Venom : Let There Be Carnage, bouffonnerie gluante [Critique]

Le monstre visqueux et fidèle ennemi de Spider-Man revient sous la caméra d’Andy Serkis. Indigeste et crétin, Venom : Let There Be Carnage est un ratage consternant.
Un an après avoir affronté Riot, Eddy Brock cohabite toujours avec le symbiote Venom. Dans l’espoir de relancer sa carrière de journaliste, il se rend en prison pour rencontrer un célèbre tueur en série, Cletus Kasady.
Le succès stratosphérique de Venom fait partie de ces anomalies que l’on ne s’explique pas. Inscrit dans un univers cinématographique voué aux vilains de Spider-Man – et qui se dispense invraisemblablement de celui-ci –, le film de Ruben Fleischer accumulait les déceptions. De la prestation ravagée de Tom Hardy à l’exploitation ringarde du symbiote, sans omettre sa gestion obscure du montage et autres instruments techniques, la seconde apparition du méchant Marvel au cinéma – après le mal-aimé Spider-Man 3 de Sam Raimi – n’avait strictement rien d’amusant, si ce n’est sa substance nanardesque que Fleischer n’assumait qu’à moitié.
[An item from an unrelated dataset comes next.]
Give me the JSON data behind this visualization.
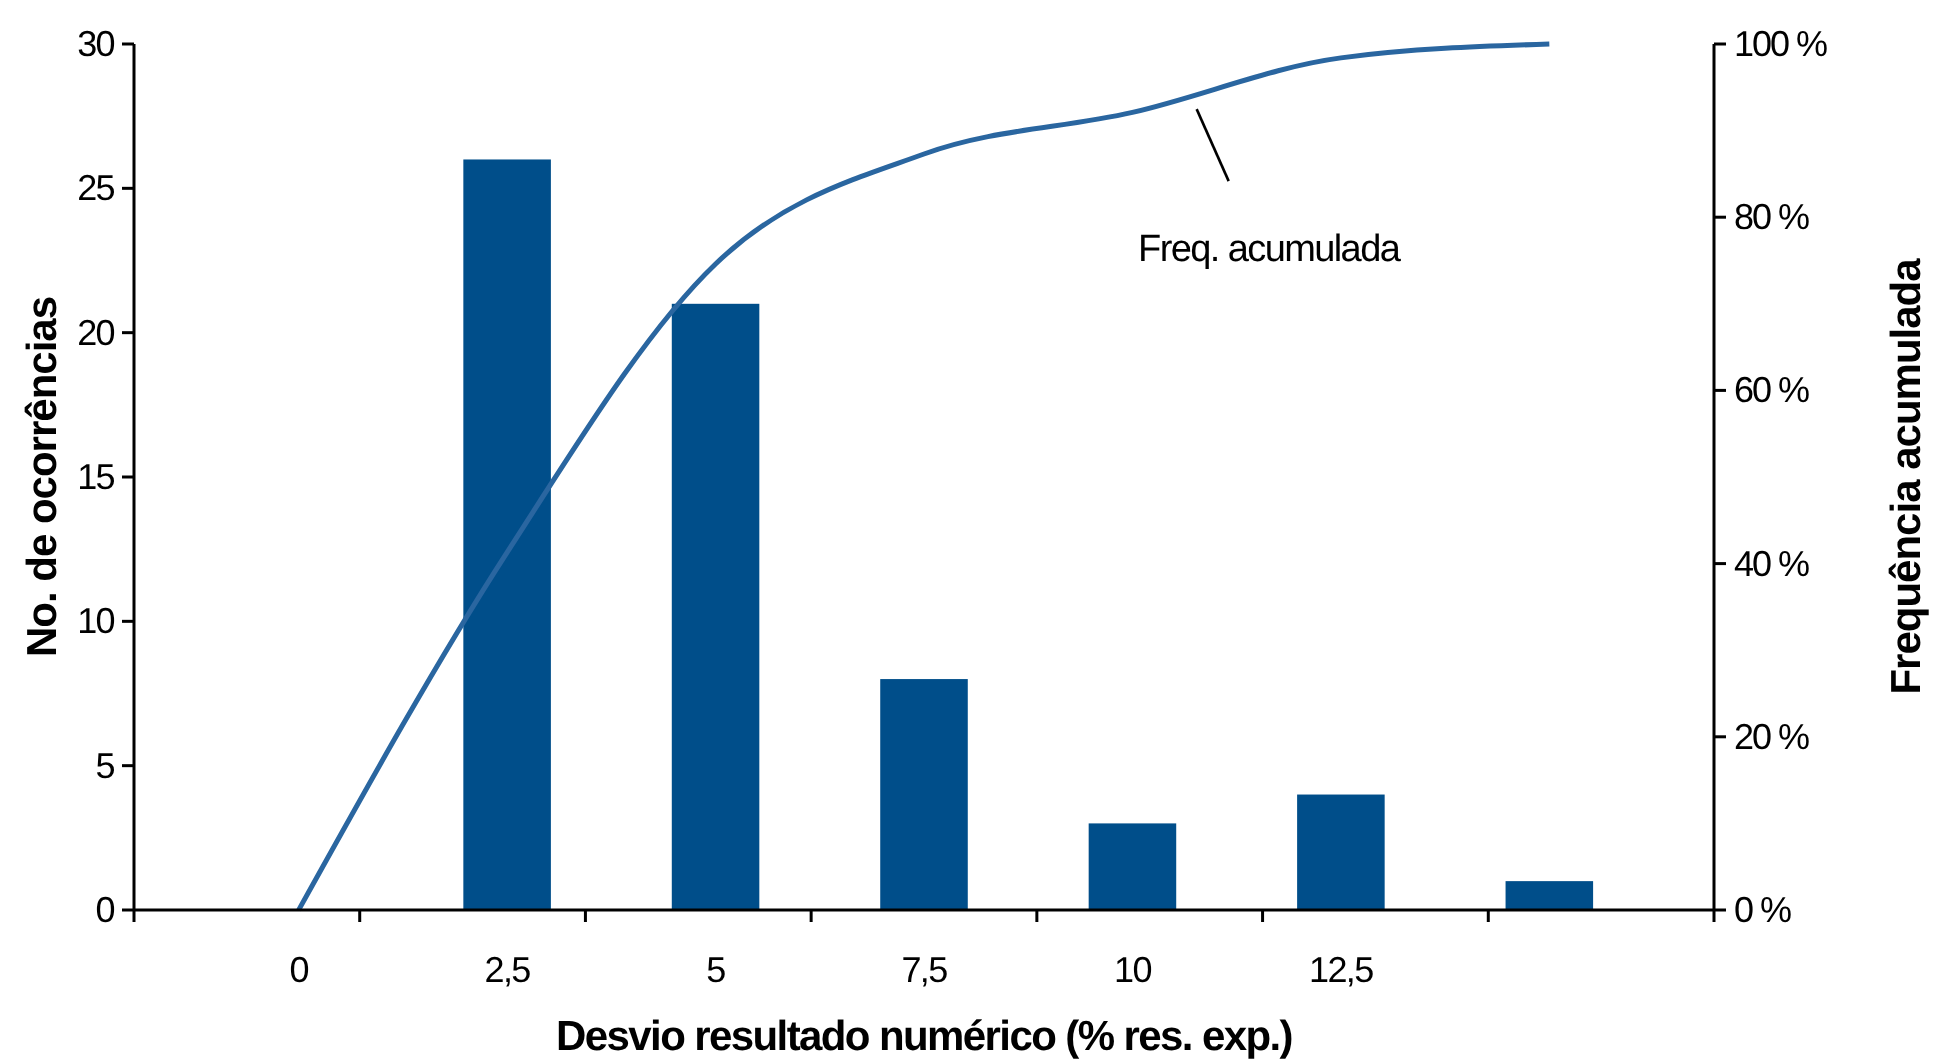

Et voilà qu’Andy Serkis, le bonhomme connu pour avoir campé Gollum et King Kong chez Peter Jackson, reprend l’affaire et s’obstine à suivre les traces de Green Lantern et Elektra au rayon des splendides étrons super-héroïques. L’entièreté de ce Venom : Let There Be Carnage pourrait se résumer à ce doigt d’honneur numérique adressé à l’écran, alors que l’extraterrestre éponyme quitte la scène après son dixième craquage nerveux : un dégueulis d’images de synthèse potentiellement cynique, projeté à la face du spectateur venu se goinfrer de pop-corn devant la dernière adaptation Marvel. Cette suite n’a même pas pour elle cette générosité bête mais récréative du blockbuster nanar, qui permettrait (au moins) de rire de tout ce gaspillage de moyens et de talents (supposés). Elle n’est qu’un ramassis d’incohérences, de raccourcis fumeux, de saynètes puantes et d’acteurs au bout du rouleau, une farce à cent millions de dollars.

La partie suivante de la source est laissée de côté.